On May 15, 2023 the EEOC issued a number of updates to its COVID-19 technical assistance, “What You Should Know About COVID-19 and the ADA, the Rehabilitation Act, and Other EEO Laws,” addressing questions about ongoing COVID-19-related ADA issues now that the COVID-19 public health emergency has ended.
The end of the COVID-19 public health emergency does not mean employers can automatically terminate reasonable accommodations that were provided due to pandemic-related circumstances. However, employers may re-evaluate accommodations granted during the public health emergency, and, in consultation with the employee, assess whether there continues to be a need for reasonable accommodation based on individualized circumstances.

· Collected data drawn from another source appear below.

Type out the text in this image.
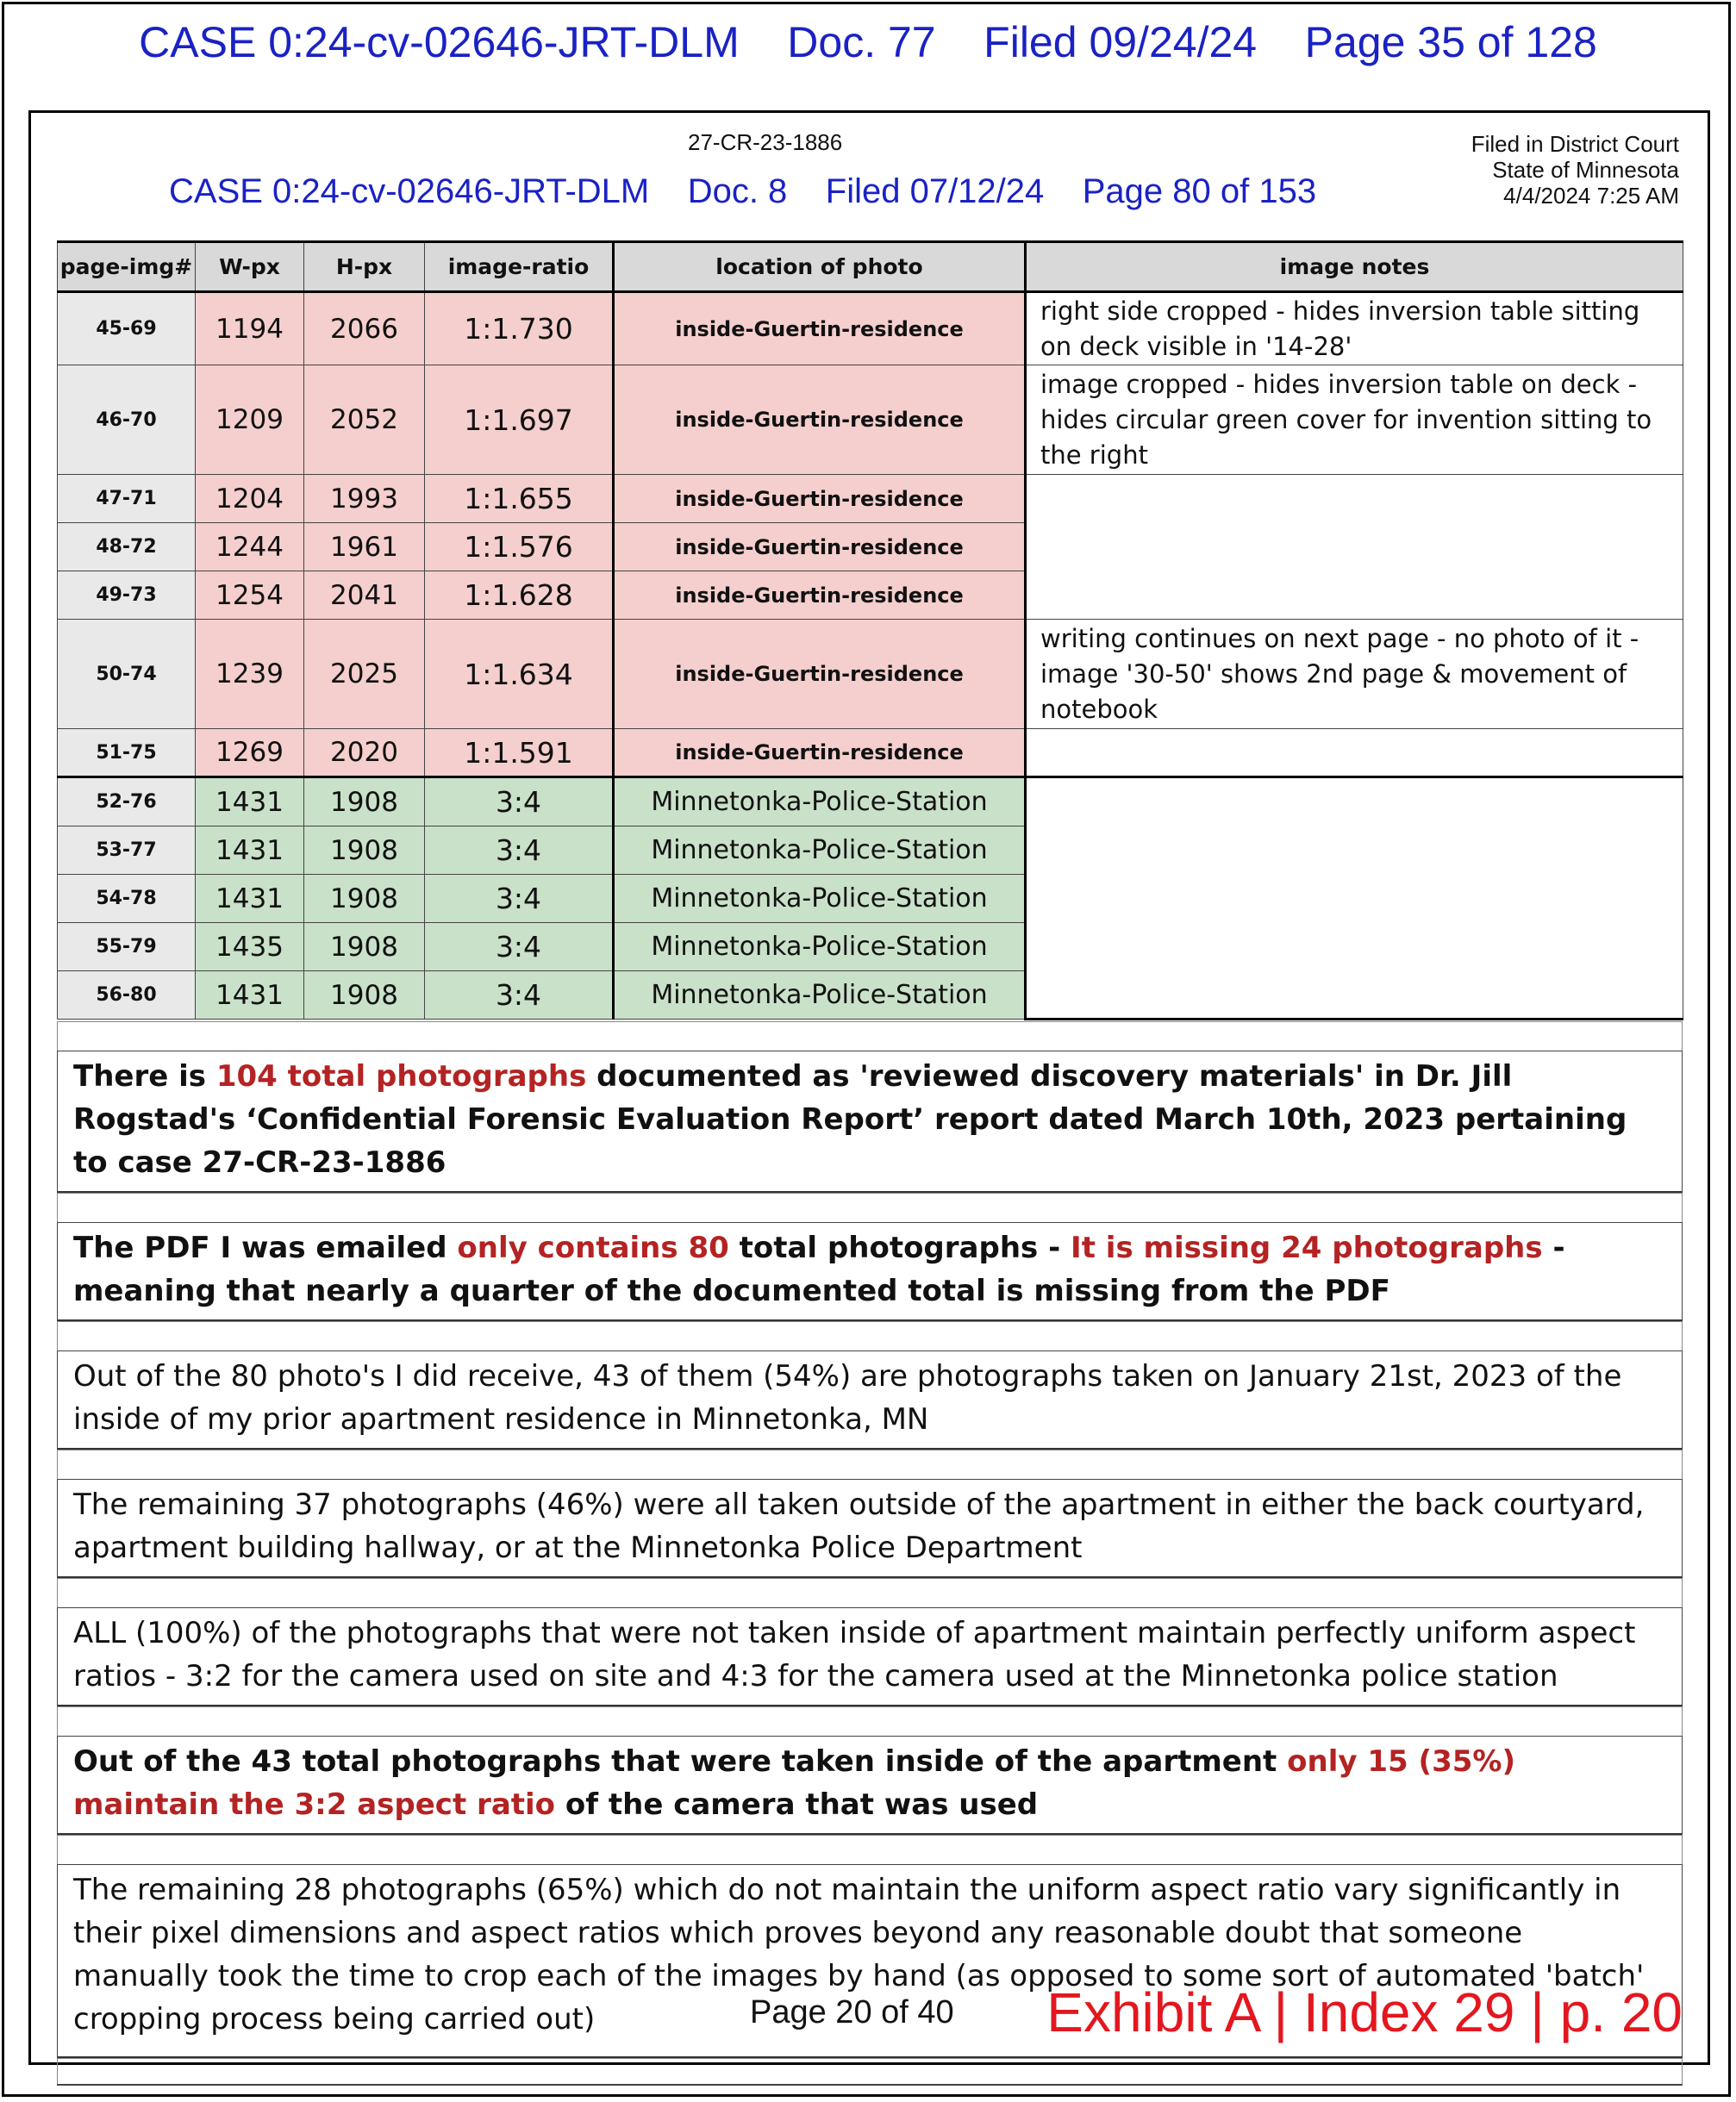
CASE 0:24-cv-02646-JRT-DLM    Doc. 77    Filed 09/24/24    Page 35 of 128
27-CR-23-1886	Filed in District Court
State of Minnesota
4/4/2024 7:25 AM
CASE 0:24-cv-02646-JRT-DLM    Doc. 8    Filed 07/12/24    Page 80 of 153
page-img#	W-px	H-px	image-ratio	location of photo	image notes
45-69	1194	2066	1:1.730	inside-Guertin-residence	right side cropped - hides inversion table sitting on deck visible in '14-28'
46-70	1209	2052	1:1.697	inside-Guertin-residence	image cropped - hides inversion table on deck - hides circular green cover for invention sitting to the right
47-71	1204	1993	1:1.655	inside-Guertin-residence	
48-72	1244	1961	1:1.576	inside-Guertin-residence	
49-73	1254	2041	1:1.628	inside-Guertin-residence	
50-74	1239	2025	1:1.634	inside-Guertin-residence	writing continues on next page - no photo of it - image '30-50' shows 2nd page & movement of notebook
51-75	1269	2020	1:1.591	inside-Guertin-residence	
52-76	1431	1908	3:4	Minnetonka-Police-Station	
53-77	1431	1908	3:4	Minnetonka-Police-Station	
54-78	1431	1908	3:4	Minnetonka-Police-Station	
55-79	1435	1908	3:4	Minnetonka-Police-Station	
56-80	1431	1908	3:4	Minnetonka-Police-Station	
There is 104 total photographs documented as 'reviewed discovery materials' in Dr. Jill Rogstad's ‘Confidential Forensic Evaluation Report’ report dated March 10th, 2023 pertaining to case 27-CR-23-1886
The PDF I was emailed only contains 80 total photographs - It is missing 24 photographs - meaning that nearly a quarter of the documented total is missing from the PDF
Out of the 80 photo's I did receive, 43 of them (54%) are photographs taken on January 21st, 2023 of the inside of my prior apartment residence in Minnetonka, MN
The remaining 37 photographs (46%) were all taken outside of the apartment in either the back courtyard, apartment building hallway, or at the Minnetonka Police Department
ALL (100%) of the photographs that were not taken inside of apartment maintain perfectly uniform aspect ratios - 3:2 for the camera used on site and 4:3 for the camera used at the Minnetonka police station
Out of the 43 total photographs that were taken inside of the apartment only 15 (35%) maintain the 3:2 aspect ratio of the camera that was used
The remaining 28 photographs (65%) which do not maintain the uniform aspect ratio vary significantly in their pixel dimensions and aspect ratios which proves beyond any reasonable doubt that someone manually took the time to crop each of the images by hand (as opposed to some sort of automated 'batch' cropping process being carried out)	Page 20 of 40 Exhibit A | Index 29 | p. 20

For employees working with Long COVID, the EEOC’s updates include common examples of possible reasonable accommodations, including: a quiet workspace, use of noise cancelling devices, uninterrupted worktime to address brain fog; alternative lighting and reducing glare to address headaches, rest breaks to address joint pain or shortness of breath, a flexible schedule or telework to address fatigue, and removal of “marginal functions” involving physical exertion to address shortness of breath.
The EEOC also included tips for employers about preventing COVID-related harassment of applicants or employees who continue to take precautions to avoid COVID-19. An employer may want to provide illustrations of pandemic-related harassment for supervisors, managers, and all other employees to help them understand what actions may violate the EEO laws. For example, one illustration might show a supervisor or coworker violating the ADA/Rehabilitation Act by harassing an employee with a disability-related need to wear a mask or take other COVID-19 precautions.